La luna nueva es un umbral, el sentimiento de haber superado algo que terminó y el inicio de algo aún informe. Es el momento de mayor vulnerabilidad, un paisaje de persecución: pájaros acechan maravillas luminiscentes, delicadas y efímeras. La presa tiene la ventaja de la ocultación, pero esas pobres polillas luminosas están bien jodidas.

El cuarto creciente es el momento de formalizar los comienzos que apenas eran comprendidos en la luna nueva. Aquí la escena son una serie de plantas en formación que encuentran pactos en lugares extraños.Los bichitos luminiscentes que han sobrevivido polinizan y retozan por los alrededores. Germinan promesas, aunque las estructuras son frágiles y tambaleantes.

La luna llena es la culminación de los ciclos: lo que está preparado trasciende, y lo que no, se desvanece. Es un instante de máxima luminosidad, pero esa claridad que imita al día dentro de la nocturnidad puede ser engañosa, incluso peligrosa. Bajo su influjo, dragones caen con la torpeza de un borracho, desplomándose desde alturas desconocidas. Estas criaturas, con piel más oscura que el cielo mismo, se estrellan contra la tierra como sombras hechas carne.

El cuarto menguante vuelve como despedida: una liquidación de los retantes que se entregan al sacrificio. Enloquecidos, desaparecen o estallan, acelerando la purga necesaria para inaugurar un nuevo ciclo. Entonces, aparecen los querubines, representantes caídos de un juicio que ha sido postergado demasiadas veces.

Esta vez no puede retrasarse más. A la mañana siguiente, todo debe estar limpio, purificado y listo para el reinicio.

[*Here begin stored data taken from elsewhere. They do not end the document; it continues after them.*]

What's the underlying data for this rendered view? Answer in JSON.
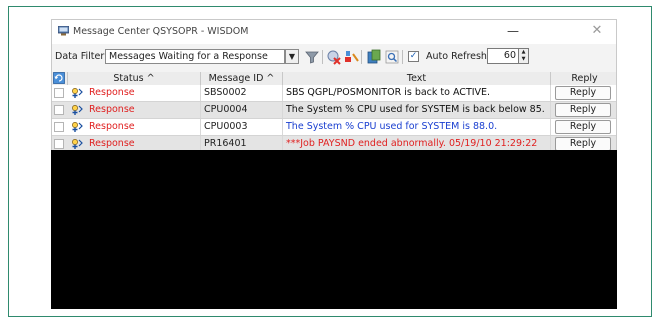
{
  "window": {
    "title": "Message Center QSYSOPR - WISDOM",
    "minimize": "—",
    "close": "✕"
  },
  "toolbar": {
    "filter_label": "Data Filter:",
    "filter_value": "Messages Waiting for a Response",
    "filter_dropdown": "▼",
    "auto_refresh_checked": true,
    "auto_refresh_check": "☑",
    "auto_refresh_label": "Auto Refresh",
    "refresh_interval": "60",
    "spin": "▲▼",
    "icons": [
      "filter-icon",
      "delete-icon",
      "clear-icon",
      "reports-icon",
      "find-icon"
    ]
  },
  "grid": {
    "columns": {
      "status": "Status ^",
      "message_id": "Message ID ^",
      "text": "Text",
      "reply": "Reply"
    },
    "rows": [
      {
        "status": "Response",
        "message_id": "SBS0002",
        "text": "SBS QGPL/POSMONITOR is back to ACTIVE.",
        "text_color": "#111111",
        "reply": "Reply"
      },
      {
        "status": "Response",
        "message_id": "CPU0004",
        "text": "The System % CPU used for SYSTEM is back below 85.",
        "text_color": "#111111",
        "reply": "Reply"
      },
      {
        "status": "Response",
        "message_id": "CPU0003",
        "text": "The System % CPU used for SYSTEM is 88.0.",
        "text_color": "#1a3fd0",
        "reply": "Reply"
      },
      {
        "status": "Response",
        "message_id": "PR16401",
        "text": "***Job PAYSND ended abnormally. 05/19/10 21:29:22",
        "text_color": "#e02020",
        "reply": "Reply"
      }
    ]
  },
  "colors": {
    "status_red": "#e02020",
    "frame_green": "#2f8a6e",
    "row_selected": "#e4e4e4"
  }
}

Y otra vez la luna nueva repite la función con diferentes personajes, de manera que parece una parodia o una farsa, pues todo parece haber cambiado para continuar reproduciendo lo mismo. El ciclo sigue, mostrando un mundo que simula renovarse, pero que en realidad se limita a replicar su esencia una y otra vez, disfrazando su inmutabilidad bajo el velo del cambio.

Con esto Daniel invoca la ultranoche. Un “ultra” que señala, de manera provisional, aquello que está más allá: un color invisible pero real, un territorio no cartografiado, el instante en que todo se satura de sí mismo hasta transformarse en algo completamente diferente. Entonces, cabe preguntarse: ¿Es posible regresar? ¿Existe algún método reproducible para colmar tanto a la noche de sí misma y hacer que emerja la ultranoche? ¿Podrá lograrse esto bajo la luz de las farolas? Este es, precisamente, el experimento que nos ocupa.